In Gujarat, the BJP may have just about escaped an earthquake. But it has won both Gujarat and Himachal Pradesh, in the process making the journey towards 2019 somewhat more comfortable. In one sense, the Assembly election results in both states have stayed true to an established pattern.
Present reflects the past
In Himachal, there has been a long-term pattern of the Congress and BJP winning alternately — and the BJP would be happy that this trend has not been disturbed. Virbhadra Singh’s government was not extremely popular, but it did not provoke great dissatisfaction either. And yet, the BJP not only won a huge majority in the Assembly, it was also far ahead in voteshare. The Congress failed to consolidate its vote among the poor, and this is going to be a critical limitation in the long run.
In Gujarat, the BJP has been the dominant force of the past two decades, which the Congress could not dislodge. This continuity notwithstanding, the outcome presents complexities. The BJP has scraped through — down 16 seats from 2012, and with only a small majority — but its voteshare has actually gone up by one percentage point. This is no mean achievement for a party that has been in power for so long — especially taking into account the social turmoil and deep popular disappointment with its claims of development.
A vote of, and for, Modi
So, how was the BJP able to buck anti-incumbency and retain power in Gujarat?
The short answer: Modi. Such is the BJP’s dependence on him that it could not have won but for the campaign by the Prime Minister, and voters’ connect with him. The Congress tried hard to keep the campaign to the state level and question the BJP’s claims of development, but Modi upended that narrative, pitching the election as a test of his personal popularity and of his policies as PM. Two weeks before voting began, 11% respondents in the CSDS survey said Modi would be the most important factor in deciding their vote, not any party or candidate. The PM’s concerted — and controversial — campaign in the last two weeks is likely to have swayed voters in the final stage; indeed, of those who made up their mind during that period, 53% voted BJP, the survey showed.
Missing: a Cong organisation
At the end of November, the Congress looked very close to successfully leveraging the disenchantment that often hurts a long-term incumbent. But from that point onward, it lost the plot. The absence of organisational depth meant the party could not encash the anti-incumbency sentiment. The Congress had no popular state-level leader whom it could project. Moreover, its fight wasn’t against the local incumbent government — it was against Modi. It is one thing to tell voters to vote out a state government, it is quite another to convince them to vote against a party whose leader is the Prime Minister. The Congress did put up a fight and managed to make an impression, but it was unable to overcome those formidable odds.

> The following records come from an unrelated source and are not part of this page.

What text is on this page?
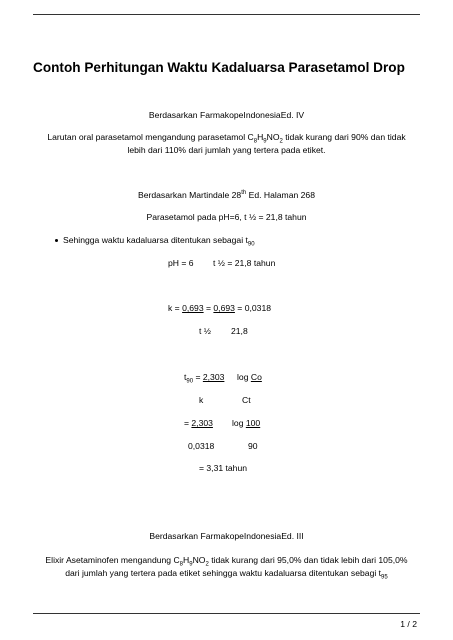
Contoh Perhitungan Waktu Kadaluarsa Parasetamol Drop
Berdasarkan FarmakopeIndonesiaEd. IV
Larutan oral parasetamol mengandung parasetamol $C_8H_9NO_2$ tidak kurang dari 90% dan tidak
lebih dari 110% dari jumlah yang tertera pada etiket.
Berdasarkan Martindale 28th Ed. Halaman 268
Parasetamol pada pH=6, t ½ = 21,8 tahun
Sehingga waktu kadaluarsa ditentukan sebagai $t_{90}$
pH = 6 t ½ = 21,8 tahun
k = 0,693 = 0,693 = 0,0318
t ½ 21,8
$t_{90} = 2,303$ log Co
k	Ct
= 2,303 log 100
0,0318	90
= 3,31 tahun
Berdasarkan FarmakopeIndonesiaEd. III
Elixir Asetaminofen mengandung $C_8H_9NO_2$ tidak kurang dari 95,0% dan tidak lebih dari 105,0%
dari jumlah yang tertera pada etiket sehingga waktu kadaluarsa ditentukan sebagi $t_{95}$
1 / 2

Coalition-building side-effects
By 2012, the Congress in Gujarat had been reduced to being a party of only Dalits, Adivasis and Muslims, though it did retain a smattering of Kshatriya and Koli support too. It sought this time to broadbase itself through alliances with young leaders from the Kshatriya and Patidar communities. But the Kshatriyas remained divided between the two parties — and the Congress’s attempt to win over Patidars by extending support to the demand for reservations did not produce results. The euphoria generated by the speeches of Hardik Patel notwithstanding, the larger proportion of Patidars chose to stay on with the BJP. Had they moved away, political configurations in the state would have been altered fundamentally.
At the same time, the Congress lost some crucial support among Dalits and Scheduled Tribes. Thus, while the party failed to add new social sections in order to create a broader social coalition, the efforts that it made in that direction ended up alienating in part its supporters. So, while the Adivasi vote was split almost equally between the two parties, among Dalits, a sizeable section voted for the BJP. Even in its truncated victory, then, the BJP may have gained for the long term — its base has become broader than before. As a typical dominant party, the BJP can now claim to represent an umbrella coalition of most sections of society. Barring Muslims, of course.
While the BJP does not seem to have made any effort to win Muslim votes, its share of the vote among Muslims has, in fact, increased marginally — one Muslim in every four now votes for the party. The Congress did not make an effort to retain and consolidate its base among Muslims, which is likely to have resulted in a relatively low turnout in the community. In constituencies with a relatively large Muslim presence, the overall vote share of the Congress has actually gone down.
An odd class equation emerges
Just as this election has upset social equations in Gujarat, it has upset class equations, too. Most notably, as a result of the anger in the trading community, the Congress has suddenly emerged as a party that is supported more by traders and the middle-income groups rather than the poor, while the BJP has fairly uniform support across all social classes.
As the campaign and the surveys indicated, behind the outcome of the Gujarat election lies a strong churning in Gujarati society. The BJP’s truncated majority and the Congress’s newfound strength are but intermediate stages in this churning. Both the new government and the opposition will be watching the emerging faultlines in society.
The double victory notwithstanding, the outcome in Gujarat would surely make the BJP uneasy. It has failed to convert its high voteshare into seats, and the winning coalition that has so far backed it solidly, is crumbling.